But one of the most abiding is quite how effectively GT cars keep the old race on Sunday, sell on Monday adage alive. And how I've been suckered in.
The practice is, literally, as old as the car itself of course. Demonstrating a car's race worthiness is a proven marketing technique and one that, as a cynical hack, I'd expect not to be vulnerable to. But on the commute home the other night I found myself following a white Z4 in an adjacent lane on the M25. Now, I've driven Z4s. And they're all right. But I've never really felt much more than that about them. But the angle I had on this car more or less matched that of the photo above. And, in my commuting torpor, the two became interchangeable. Z4 suddenly much more desirable shocker!

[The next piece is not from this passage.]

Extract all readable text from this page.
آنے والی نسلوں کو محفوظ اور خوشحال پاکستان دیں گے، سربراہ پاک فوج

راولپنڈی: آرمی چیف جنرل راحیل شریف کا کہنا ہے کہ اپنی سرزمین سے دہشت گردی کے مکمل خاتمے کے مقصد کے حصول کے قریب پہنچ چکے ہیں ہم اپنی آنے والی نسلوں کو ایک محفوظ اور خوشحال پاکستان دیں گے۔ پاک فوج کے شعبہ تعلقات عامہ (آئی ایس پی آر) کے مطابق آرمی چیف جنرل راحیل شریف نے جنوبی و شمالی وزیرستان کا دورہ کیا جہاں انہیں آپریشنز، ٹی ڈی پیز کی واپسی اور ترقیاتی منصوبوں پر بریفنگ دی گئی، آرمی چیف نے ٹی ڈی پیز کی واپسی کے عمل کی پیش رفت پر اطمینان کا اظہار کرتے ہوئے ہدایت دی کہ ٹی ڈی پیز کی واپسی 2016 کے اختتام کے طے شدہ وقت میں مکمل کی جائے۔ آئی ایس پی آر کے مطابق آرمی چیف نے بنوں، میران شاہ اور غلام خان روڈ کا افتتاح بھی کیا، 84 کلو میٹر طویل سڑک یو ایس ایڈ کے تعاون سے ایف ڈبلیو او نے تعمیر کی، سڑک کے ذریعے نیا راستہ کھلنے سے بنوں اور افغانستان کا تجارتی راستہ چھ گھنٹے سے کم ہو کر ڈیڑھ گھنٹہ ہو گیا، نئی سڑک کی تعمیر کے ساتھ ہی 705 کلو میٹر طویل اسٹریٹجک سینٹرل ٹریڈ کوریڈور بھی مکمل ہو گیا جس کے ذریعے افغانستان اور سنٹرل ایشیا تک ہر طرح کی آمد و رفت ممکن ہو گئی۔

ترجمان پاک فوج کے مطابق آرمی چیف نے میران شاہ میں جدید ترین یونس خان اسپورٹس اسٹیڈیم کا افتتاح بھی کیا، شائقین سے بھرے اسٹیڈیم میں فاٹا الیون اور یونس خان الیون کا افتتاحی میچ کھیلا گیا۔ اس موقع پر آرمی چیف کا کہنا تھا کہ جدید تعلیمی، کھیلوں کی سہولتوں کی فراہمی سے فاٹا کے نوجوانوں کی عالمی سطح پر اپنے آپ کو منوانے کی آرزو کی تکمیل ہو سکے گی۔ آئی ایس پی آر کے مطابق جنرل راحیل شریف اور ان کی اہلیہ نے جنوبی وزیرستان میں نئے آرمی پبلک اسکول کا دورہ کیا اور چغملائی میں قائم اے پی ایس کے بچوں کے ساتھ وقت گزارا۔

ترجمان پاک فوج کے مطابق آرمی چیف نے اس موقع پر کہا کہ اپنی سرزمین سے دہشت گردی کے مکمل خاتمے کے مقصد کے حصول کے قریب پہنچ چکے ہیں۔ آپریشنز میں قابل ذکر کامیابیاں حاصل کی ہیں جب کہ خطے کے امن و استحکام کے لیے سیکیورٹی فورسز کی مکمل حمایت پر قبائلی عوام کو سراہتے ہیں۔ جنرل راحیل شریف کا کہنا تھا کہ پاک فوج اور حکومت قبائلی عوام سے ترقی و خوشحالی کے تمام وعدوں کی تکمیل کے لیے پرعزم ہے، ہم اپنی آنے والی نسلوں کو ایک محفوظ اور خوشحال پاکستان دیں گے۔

Just goes to show though, it bloody works. The sight and sound of bellowing Merc SLSes on the Nordschleife rubbing door handles with Audi R8s at 120mph, a Z4 GT3 just ahead and a couple of 911s nibbling at their rear wings, has lost none of its potency as a marketing tool. Of those cars, only the Porsche has ever really made good on transferring this into road going equivalents, the R8 GT we drove this week more of a marketing exercise, but still a reasonable attempt at tapping into the LMS Ultra's track cred.
And though Aston Martin, McLaren, Nissan and others were also in the race (or out of it in McLaren's case, sadly) the overarching impression you get from attending the race is of the utter domination of the German brands, from the cars to the professionalism of the teams and the resources poured into them. It's an awesome display. And as powerful a message to potential customers as it ever has been.
Would I buy a Z4 as a result? Not sure I would. But I'm definitely more generously disposed than I was a week ago.